Cormier & Cormier (1985), ada tiga proses dalam mendengarkan, yaitu penerimaan pesan, pengolahan pesan, dan penyampaian pesan. Setiap pesan dari konseli baik verbal maupun non verbal, merupakan stimulus yang akan diterima dan diproses konselor. Proses mendengarkan dapat digambarkan sebagai berikut.




            Penangkapan pesan konseli merupakan proses yang tersembunyi, karena tidak dapat melihat bagaimana dan apa yang diterima konselor. Penerimaan pesan ini akan mengalami kegagalan ketika konselor kurang terampil dalam melakukan attending. Pengolahan pesan prosesnya terjadi tergantung pada kognisi konselor, dan proses terakhir yaitu penyampaian pesan merupakan proses yang tampak karena bisa diamati secara langsung.

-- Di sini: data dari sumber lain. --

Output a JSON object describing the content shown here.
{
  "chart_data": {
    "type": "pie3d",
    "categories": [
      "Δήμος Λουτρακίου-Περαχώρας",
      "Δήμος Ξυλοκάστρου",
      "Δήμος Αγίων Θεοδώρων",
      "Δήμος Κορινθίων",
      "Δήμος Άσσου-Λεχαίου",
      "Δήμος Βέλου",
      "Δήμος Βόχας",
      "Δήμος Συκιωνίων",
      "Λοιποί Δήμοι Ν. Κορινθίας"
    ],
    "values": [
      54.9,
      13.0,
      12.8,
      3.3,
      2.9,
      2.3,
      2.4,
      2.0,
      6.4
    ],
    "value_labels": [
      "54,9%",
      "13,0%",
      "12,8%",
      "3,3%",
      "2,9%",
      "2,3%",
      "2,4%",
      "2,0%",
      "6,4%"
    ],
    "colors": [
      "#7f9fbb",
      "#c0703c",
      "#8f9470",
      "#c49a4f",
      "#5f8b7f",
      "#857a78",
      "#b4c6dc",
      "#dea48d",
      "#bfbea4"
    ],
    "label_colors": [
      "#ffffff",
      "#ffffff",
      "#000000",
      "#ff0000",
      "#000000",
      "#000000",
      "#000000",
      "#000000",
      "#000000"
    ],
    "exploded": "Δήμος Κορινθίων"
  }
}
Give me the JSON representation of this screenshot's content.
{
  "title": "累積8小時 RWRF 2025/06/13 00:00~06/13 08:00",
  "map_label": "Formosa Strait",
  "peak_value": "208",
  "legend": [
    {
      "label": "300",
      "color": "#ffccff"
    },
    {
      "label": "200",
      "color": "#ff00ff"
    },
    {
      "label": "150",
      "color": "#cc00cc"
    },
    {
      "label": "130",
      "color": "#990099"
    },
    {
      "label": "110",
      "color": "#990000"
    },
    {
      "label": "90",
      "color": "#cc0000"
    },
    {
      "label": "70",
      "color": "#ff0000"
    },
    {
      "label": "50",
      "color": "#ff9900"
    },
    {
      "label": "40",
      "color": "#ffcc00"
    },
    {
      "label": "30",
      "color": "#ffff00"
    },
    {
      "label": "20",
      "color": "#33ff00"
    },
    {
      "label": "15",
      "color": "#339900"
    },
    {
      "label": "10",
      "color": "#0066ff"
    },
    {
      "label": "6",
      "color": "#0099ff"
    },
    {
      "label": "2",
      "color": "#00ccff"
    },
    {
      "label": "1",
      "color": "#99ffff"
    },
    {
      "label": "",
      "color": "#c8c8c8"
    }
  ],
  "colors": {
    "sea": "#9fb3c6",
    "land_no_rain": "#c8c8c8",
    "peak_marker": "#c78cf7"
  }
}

            Mendengar merupakan salah satu bagian dari respon. Respon mendengarkan menurut Cormier & Cormier (1985) terdiri atas klarifikasi, parafrase, refleksi, dan rangkuman. Berikut penjelasan secara terperinci.

1.    Klarifikasi
Klarifikasi adalah pertanyaan yang diajukan ketika terdapat pesan dari konseli yang tidak jelas. Klarifikasi bertujuan untuk mendorong elaborasi konseli, memeriksa ketepatan mendengarkan perkataan konseli, dan memberi kejelasan pada pesan-pesan yang masih membingungkan.
    Contoh kalimat klarifikasi.
    “Apakah yang anda maksud?”
    “ Apakah anda mengatakan bahwa....” (dilanjutkan dengan menyatakan kembali  pesan   
       Konseli”

2.    Parafrase
Parafrase adalah pernyataan yang menyatakan kembali konten atau isi dari pesan yang disampaikan konseli. Parafrase ini sangat dibutuhkan karena akan mempermudah konselor untuk memahami ide, perasaan dan menangkap pesan utama dari konseli, dimana hal ini dilakukan dengan konselor menyatakan kembali pesan konseli secara sederhana dan mudah dipahami oleh konseli. Parafrase bertujuan untuk mengatakan kembali kepada konseli bahwa konselor ada bersama dirinya, dan berusaha untuk memahami apa yang dikatakan konseli, mengendapkan apa yang dikatakan konseli dalam bentuk yang ringkas, memberi arah wawancara konseling, dan pengecekan kembali persepsi konselor tentang apa yang dikemukakan konseli. Parafrase yang baik menyatakan  kembali pesan utama secara sama dengan kalimat yang mudah dan sederhana. 

Parafrase yang baik ditandai oleh suatu kalimat awal yaitu “ adakah”, dan “nampaknya”.
    Contoh kalimat parafrase :
    Contoh 1
    Konseli   : “Biasanya dia selalu senang dengan saya, namun tiba-tiba dia memusuhi saya”
    Konselor :  “ Adakah yang anda katakan bahwa perilakunya tidak konsisten?”
   Contoh 2
   Konseli : “Itu suatu pekerjaan yang baik, akan tetapi saya tidak mengambilnya. Saya tidak   
                    tahu mengapa?”
   Konselor : “ Nampaknya anda masih ragu.”